The developer can choose to pass data in a FIFO manner or in one of two priorities, Urgent or Normal. The receiver task gets Urgent priority messages before those of Normal priority.
A task can send Messages synchronously or asynchronously. For synchronous messages the sending task sends the message and waits for the receiver to acknowledge its receipt before proceeding. (NOTE: it is possible to associate an alarm with the receipt of the acknowledgement so that the duration of any waiting condition can be limited.) For asynchronous message transfers, the sending task sends the message but continues without waiting for an acknowledgement. The task can choose to wait at a later time for an acknowledgement.
Normal send/receive operations have the same three variants as Queues: simple send/receive; send/receive waiting for successful completion; and send/receive with limited duration waiting for success. Like Queues, Mailboxes have related semaphores intended for use with transitional events to eliminate the necessity of polling for available data.
The Pipe class, allows data to be passed from a producer task, thread or Interrupt Service Routine (ISR) to a consumer task, thread or ISR. Pipes are data passing mechanisms in the RTXC Quadros RTOS that permit rapid, unidirectional transfers from one or more producers to one or more consumers. The producer or the consumer may be an ISR, a thread or a task. Pipes are ideally suited to communications applications where data is acquired and buffered at a high frequency and then must be processed rapidly while the next block is being acquired.
Functionally, pipes are buffers of data that are filled by the producer and processed by the consumer. The RTXC Quadros pipe services perform the necessary functions of managing the buffers in the pipe while the actual reading and writing of the data in the pipe buffers is the responsibility of the consumer and producer, respectively. In operation, the producer allocates a free buffer from the pipe, fills it with data, puts it back into the pipe. The consumer gets the full buffer, processes the data in it, and then frees the empty buffer back to the pipe where it can be re-used.
Normally, pipe buffers are allocated sequentially and processed in the same order. However, RTXC also permits the producer to put a full buffer at the front of the pipe instead of at the tail, causing the consumer to process it next.

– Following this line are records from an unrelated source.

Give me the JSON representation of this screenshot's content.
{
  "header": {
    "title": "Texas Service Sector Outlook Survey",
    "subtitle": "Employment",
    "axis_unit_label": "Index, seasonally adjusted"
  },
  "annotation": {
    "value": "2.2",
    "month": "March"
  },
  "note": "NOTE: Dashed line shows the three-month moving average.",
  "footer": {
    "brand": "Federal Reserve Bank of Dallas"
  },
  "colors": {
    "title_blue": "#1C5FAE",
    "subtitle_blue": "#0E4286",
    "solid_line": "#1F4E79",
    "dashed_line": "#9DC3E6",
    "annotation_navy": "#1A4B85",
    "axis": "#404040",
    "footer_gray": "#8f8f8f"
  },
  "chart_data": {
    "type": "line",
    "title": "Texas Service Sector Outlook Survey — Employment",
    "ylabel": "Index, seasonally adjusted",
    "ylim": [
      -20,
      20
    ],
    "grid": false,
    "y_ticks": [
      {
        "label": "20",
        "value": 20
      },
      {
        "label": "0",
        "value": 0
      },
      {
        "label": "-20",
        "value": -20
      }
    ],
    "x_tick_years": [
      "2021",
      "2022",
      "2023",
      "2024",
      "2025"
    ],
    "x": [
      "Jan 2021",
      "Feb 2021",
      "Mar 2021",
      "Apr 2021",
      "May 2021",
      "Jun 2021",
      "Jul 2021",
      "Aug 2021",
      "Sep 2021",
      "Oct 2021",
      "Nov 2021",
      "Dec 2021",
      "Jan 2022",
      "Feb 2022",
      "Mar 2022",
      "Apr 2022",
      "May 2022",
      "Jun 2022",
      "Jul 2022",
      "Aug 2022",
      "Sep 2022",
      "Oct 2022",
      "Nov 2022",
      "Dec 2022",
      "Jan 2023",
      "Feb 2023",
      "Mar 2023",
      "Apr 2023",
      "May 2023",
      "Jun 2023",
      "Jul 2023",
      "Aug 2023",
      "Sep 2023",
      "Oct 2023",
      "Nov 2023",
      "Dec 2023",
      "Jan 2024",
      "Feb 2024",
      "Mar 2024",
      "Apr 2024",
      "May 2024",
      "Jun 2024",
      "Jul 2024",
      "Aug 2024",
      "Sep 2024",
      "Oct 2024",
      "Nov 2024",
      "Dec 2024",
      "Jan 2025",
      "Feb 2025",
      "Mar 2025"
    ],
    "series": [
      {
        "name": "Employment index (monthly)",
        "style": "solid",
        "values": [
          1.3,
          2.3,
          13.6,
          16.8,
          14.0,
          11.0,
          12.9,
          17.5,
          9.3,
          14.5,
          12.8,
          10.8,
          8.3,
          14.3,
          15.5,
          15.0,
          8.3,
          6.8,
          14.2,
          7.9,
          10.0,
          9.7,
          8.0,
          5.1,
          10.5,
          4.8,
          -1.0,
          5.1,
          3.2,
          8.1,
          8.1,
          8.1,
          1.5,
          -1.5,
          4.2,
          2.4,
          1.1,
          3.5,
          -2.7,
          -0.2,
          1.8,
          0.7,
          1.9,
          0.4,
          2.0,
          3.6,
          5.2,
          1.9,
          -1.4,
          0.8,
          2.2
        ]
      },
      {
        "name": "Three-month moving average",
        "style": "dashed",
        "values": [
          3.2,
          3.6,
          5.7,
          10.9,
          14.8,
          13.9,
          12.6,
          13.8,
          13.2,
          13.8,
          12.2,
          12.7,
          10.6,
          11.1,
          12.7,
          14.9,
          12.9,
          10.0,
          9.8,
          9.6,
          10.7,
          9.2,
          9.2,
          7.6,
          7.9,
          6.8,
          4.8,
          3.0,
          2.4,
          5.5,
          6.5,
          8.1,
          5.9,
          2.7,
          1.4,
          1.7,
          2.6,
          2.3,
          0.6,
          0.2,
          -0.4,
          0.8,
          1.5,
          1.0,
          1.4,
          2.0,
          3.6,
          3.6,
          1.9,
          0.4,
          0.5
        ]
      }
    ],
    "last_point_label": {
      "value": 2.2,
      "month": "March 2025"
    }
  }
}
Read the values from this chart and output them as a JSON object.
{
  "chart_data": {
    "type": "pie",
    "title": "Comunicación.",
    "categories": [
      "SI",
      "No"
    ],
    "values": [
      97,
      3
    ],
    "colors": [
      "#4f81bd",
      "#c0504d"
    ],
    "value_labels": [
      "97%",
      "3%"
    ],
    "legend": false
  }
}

Pipes can also be associated with thread gates (in the RTXC/ss configuration) so that certain pipe operations can result in operations on associated thread gates. Such a capability permits close synchronization between pipe producers and consumers and minimizes the amount of RAM required for pipe buffers.
The three flexible interprocess communications object classes in the RTXC Quadros RTOS eliminates the necessity of trying to force-fit one method of moving data into all situations a design might require. The developer can choose the one that best fits the application’s needs and have the appropriate kernel services to implement efficient data transfers for optimal time and memory considerations.